Plusieurs équipes de pays musulmans doivent concilier jeûne et préparation. Et doivent trouver des astuces.
Quand un joueur simule au football, c’est en général pour obtenir une faute ou gagner du temps. Mais parfois, c’est aussi pour assouvir des besoins primaires. Gardien de la sélection tunisienne qui prépare sa Coupe du monde, Mouez Hassen a feint d’être touché après un contact lors de la seconde période du match amical contre la Turquie (2-2) vendredi soir. Une « blessure » qui coïncidait avec le moment de la rupture du jeûne du ramadan, observé par la plupart des joueurs des Aigles de Carthage.
Si l’astuce peut faire sourire, elle montre tout l’enjeu du mois sacré de l’islam pour les sélections issues des pays musulmans engagés à la Coupe du monde. En Russie, elles seront sept : l’Arabie saoudite, l’Egypte, le Maroc, le Nigeria, l’Iran, le Sénégal et la Tunisie. Les cinq premières risquent même de disputer leur premier match de compétition pendant le ramadan, qui doit se terminer autour du 15 juin.

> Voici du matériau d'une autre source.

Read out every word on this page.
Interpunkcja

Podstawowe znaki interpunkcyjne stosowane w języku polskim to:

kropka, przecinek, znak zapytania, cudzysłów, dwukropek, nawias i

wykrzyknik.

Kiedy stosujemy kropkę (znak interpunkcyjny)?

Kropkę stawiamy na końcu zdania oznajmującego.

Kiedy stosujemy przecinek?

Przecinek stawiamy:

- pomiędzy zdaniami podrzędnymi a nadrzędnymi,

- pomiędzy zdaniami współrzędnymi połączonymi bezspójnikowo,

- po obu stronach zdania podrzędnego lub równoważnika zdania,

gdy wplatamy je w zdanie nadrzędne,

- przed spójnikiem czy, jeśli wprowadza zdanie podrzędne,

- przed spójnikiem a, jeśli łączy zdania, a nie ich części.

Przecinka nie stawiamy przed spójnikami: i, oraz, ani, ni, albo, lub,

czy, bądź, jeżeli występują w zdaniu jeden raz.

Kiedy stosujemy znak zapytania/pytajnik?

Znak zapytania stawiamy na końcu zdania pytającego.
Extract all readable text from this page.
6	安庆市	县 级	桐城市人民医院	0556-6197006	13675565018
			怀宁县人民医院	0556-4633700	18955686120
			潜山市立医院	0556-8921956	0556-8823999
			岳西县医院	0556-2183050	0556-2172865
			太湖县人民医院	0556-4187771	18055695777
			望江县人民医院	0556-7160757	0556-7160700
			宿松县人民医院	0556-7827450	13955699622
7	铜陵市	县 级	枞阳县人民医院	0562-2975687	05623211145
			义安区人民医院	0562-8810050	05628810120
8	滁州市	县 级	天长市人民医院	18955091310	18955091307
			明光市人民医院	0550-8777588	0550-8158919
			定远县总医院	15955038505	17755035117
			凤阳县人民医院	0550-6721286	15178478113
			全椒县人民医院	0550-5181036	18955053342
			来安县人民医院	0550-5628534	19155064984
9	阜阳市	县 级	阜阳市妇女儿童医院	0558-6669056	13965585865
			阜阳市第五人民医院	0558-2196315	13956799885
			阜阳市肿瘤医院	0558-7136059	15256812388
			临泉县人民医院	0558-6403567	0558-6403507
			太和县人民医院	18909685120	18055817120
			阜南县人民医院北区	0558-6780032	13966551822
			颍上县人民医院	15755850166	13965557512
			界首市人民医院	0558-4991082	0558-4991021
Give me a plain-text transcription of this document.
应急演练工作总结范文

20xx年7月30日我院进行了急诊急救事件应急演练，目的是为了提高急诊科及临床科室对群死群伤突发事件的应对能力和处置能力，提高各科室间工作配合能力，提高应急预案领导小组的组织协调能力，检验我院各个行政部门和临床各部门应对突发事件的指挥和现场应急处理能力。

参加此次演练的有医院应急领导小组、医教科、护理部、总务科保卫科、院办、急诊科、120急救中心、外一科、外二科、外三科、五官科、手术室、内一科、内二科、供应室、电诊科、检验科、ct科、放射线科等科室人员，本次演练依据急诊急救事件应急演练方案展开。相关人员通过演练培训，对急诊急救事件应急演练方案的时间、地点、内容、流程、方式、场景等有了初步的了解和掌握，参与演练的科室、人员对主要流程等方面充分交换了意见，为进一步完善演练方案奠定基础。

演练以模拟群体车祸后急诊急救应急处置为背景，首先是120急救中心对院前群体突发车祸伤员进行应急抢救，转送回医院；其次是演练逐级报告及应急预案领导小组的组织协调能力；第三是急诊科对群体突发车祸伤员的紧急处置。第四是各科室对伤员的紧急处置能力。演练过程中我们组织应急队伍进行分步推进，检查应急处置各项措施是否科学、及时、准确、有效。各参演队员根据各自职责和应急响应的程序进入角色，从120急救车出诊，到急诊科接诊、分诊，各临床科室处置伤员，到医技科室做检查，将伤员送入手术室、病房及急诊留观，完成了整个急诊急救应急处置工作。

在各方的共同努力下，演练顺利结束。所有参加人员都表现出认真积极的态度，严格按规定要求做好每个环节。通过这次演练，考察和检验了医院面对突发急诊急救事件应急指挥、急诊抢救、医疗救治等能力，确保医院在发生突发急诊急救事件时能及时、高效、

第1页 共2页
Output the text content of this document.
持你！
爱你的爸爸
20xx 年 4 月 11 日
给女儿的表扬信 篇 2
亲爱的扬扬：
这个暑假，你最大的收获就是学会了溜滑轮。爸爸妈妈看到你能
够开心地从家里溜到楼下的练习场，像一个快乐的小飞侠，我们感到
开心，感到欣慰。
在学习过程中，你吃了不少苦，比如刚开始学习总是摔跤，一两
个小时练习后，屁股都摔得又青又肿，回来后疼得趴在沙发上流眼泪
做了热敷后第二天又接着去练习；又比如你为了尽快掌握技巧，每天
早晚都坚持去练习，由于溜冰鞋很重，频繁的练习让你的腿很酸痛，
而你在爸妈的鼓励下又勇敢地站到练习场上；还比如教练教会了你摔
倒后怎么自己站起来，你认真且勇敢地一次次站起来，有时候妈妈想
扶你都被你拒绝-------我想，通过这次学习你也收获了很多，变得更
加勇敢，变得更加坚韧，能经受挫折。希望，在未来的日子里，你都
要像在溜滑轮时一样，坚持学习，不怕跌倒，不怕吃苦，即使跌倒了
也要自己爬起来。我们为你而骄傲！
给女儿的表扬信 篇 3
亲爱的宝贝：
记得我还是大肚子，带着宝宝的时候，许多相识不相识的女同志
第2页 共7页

Que disent les textes sacrés sur le sujet ? La plupart des théologiens de l’islam se rejoignent sur le fait que les footballeurs peuvent être considérés comme des travailleurs soumis à des conditions pénibles ou, dans le cadre d’une compétition à l’étranger, à des voyageurs. Ils peuvent donc reporter leurs jours de jeûne après la compétition.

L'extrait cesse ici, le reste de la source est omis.